Hitler hat selbst heute noch einen so großen Einfluss, dass man sich fast schuldig fühlt, wenn man Bücher wie das vorliegende liest. Ich glaube nicht an eine Weiterexistenz nach dem Tode, aber ehrlich: sollte es so etwas geben, wäre Hitler (wo auch immer er gerade steckt) vermutlich sehr zufrieden mit dem Ergebnis. Er hat sich seinen Platz in der Geschichte gesichert. Er ist zu so etwas wie unserem Voldemort geworden und ich denke, das wäre ganz in seinem Sinne gewesen.
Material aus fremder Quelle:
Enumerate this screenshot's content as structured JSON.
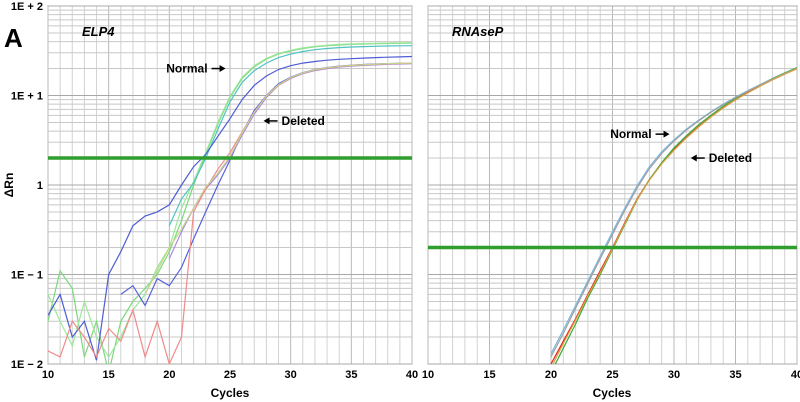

Jeden Tag läuft mindestens eine Dokumentation über Hitler im Fernsehen, meistens mehrere: Hitlers Eroberungen, Hitlers Frauen, Hitlers Schäferhundtrainingsprogramm (kein Witz...). Wir haben über ein halbes Jahrhundert versucht Vergangenheitsbewältigung durch Schuldgefühle zu betreiben- es hat nicht funktioniert. Hitlers Ideen werden immer reizvoller, je mehr der soziale und finanzielle Druck wächst. Um es ganz simplifiziert und überspitzt auszudrücken: der Staat verurteilt Hitler, der Staat "baut nur Mist", der einfache Bürger ist wütend auf den Staat und "würgt ihm eins rein" indem er die NPD wählt. Solche Tendenzen gibt es leider. Die braunen Gruppierungen nutzen dies ganz gezielt aus, indem sie "volksnahe Politik" betreiben, was die NSDAP auch getan hat. Hitler war ein Monster, aber er war effizient und für eine kurze Zeit (bevor der ganze Wahnsinn wirklich losging) hat er die Lebenssituation verbessert, wenn auch durch sehr fragwürdige Methoden. Aufrüstung schafft Arbeitsplätze.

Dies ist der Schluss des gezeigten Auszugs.